Поэтому вернулась в Норильск, пошла работать в библиотеку имени Ленинского комсомола к добрейшему Константину Григорьевичу Аптекману. В студенческие годы я там проходила производственную практику. Библиотека была новая, сотрудники почти все одного со мной возраста, работать было интересно и весело. Потом меня пригласили во вновь организованное управление кадров комбината, где я проработала 23 года. Сейчас я работаю в РАО "Норильский никель".
Живём мы с мамой и дочерью в подмосковном Королёве. Дочь моя унаследовала от деда желание стать врачом. В этом году она заканчивает Второй Московский медицинский институт. А раньше с отличием закончила Норильское медицинское училище.
И напоследок, одна любопытная деталь. В 50-70-е годы Нариман Вахабов был основателем, а потом бессменным - до самой своей смерти - лидером азербайджанской диаспоры в Норильске. Земляков отца тогда в городе было не слишком много, и все они, конечно, проходили через его кабинет и почти всегда бывали у нас дома.
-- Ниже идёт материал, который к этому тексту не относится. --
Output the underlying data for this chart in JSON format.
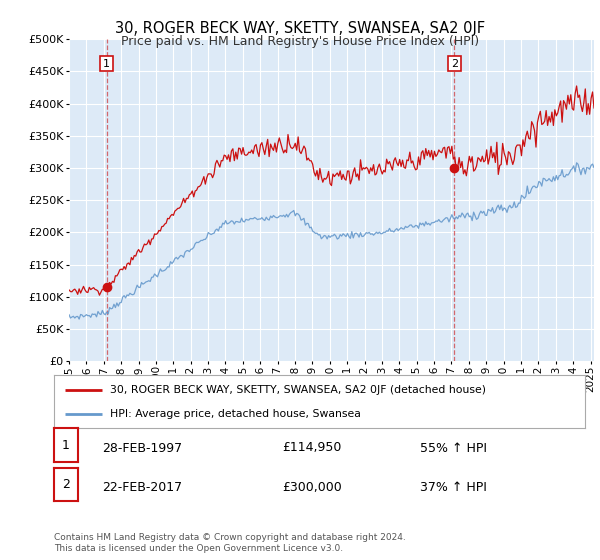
{
  "title": "30, ROGER BECK WAY, SKETTY, SWANSEA, SA2 0JF",
  "subtitle": "Price paid vs. HM Land Registry's House Price Index (HPI)",
  "background_color": "#ddeaf7",
  "sale1_price": 114950,
  "sale1_t": 1997.17,
  "sale2_price": 300000,
  "sale2_t": 2017.17,
  "legend_label1": "30, ROGER BECK WAY, SKETTY, SWANSEA, SA2 0JF (detached house)",
  "legend_label2": "HPI: Average price, detached house, Swansea",
  "footer": "Contains HM Land Registry data © Crown copyright and database right 2024.\nThis data is licensed under the Open Government Licence v3.0.",
  "ylim": [
    0,
    500000
  ],
  "yticks": [
    0,
    50000,
    100000,
    150000,
    200000,
    250000,
    300000,
    350000,
    400000,
    450000,
    500000
  ],
  "red_color": "#cc1111",
  "blue_color": "#6699cc",
  "xmin": 1995.0,
  "xmax": 2025.2,
  "row1_label": "28-FEB-1997",
  "row1_price": "£114,950",
  "row1_pct": "55% ↑ HPI",
  "row2_label": "22-FEB-2017",
  "row2_price": "£300,000",
  "row2_pct": "37% ↑ HPI"
}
Но и тогда, оказывается, с азербайджанцами было всё не так просто.
Мама как-то рассказывала, что однажды папа вернулся домой в состоянии крайнего возбуждения. "Что случилось?" - спросила мама. "Да на ковёр в горком вызывали, пытались меня воспитывать. Дескать, отказал в трудоустройстве каким-то двум Заде. Я спросил секретаря горкома, о ком идёт речь? Назвали фамилии, я вспомнил: действительно, отказал. Эти не ко мне. Эти пусть идут в торговлю".
Будучи потомственным бакинцем и трудягой, отец торговцев не очень жаловал. Я, естественно, знала, какой сложной в 90-х годах была обстановка в Норильске в связи с большим наплывом моих, что называется, братьев по крови, но совершенно убеждена, что отец, будь он жив, разрулил бы эту ситуацию. В таких, как и во многих других делах подобного рода ему всегда помогала житейская мудрость и ещё какие-то не совсем понятные мне качества, о которых я ни написать, ни сказать не сумею.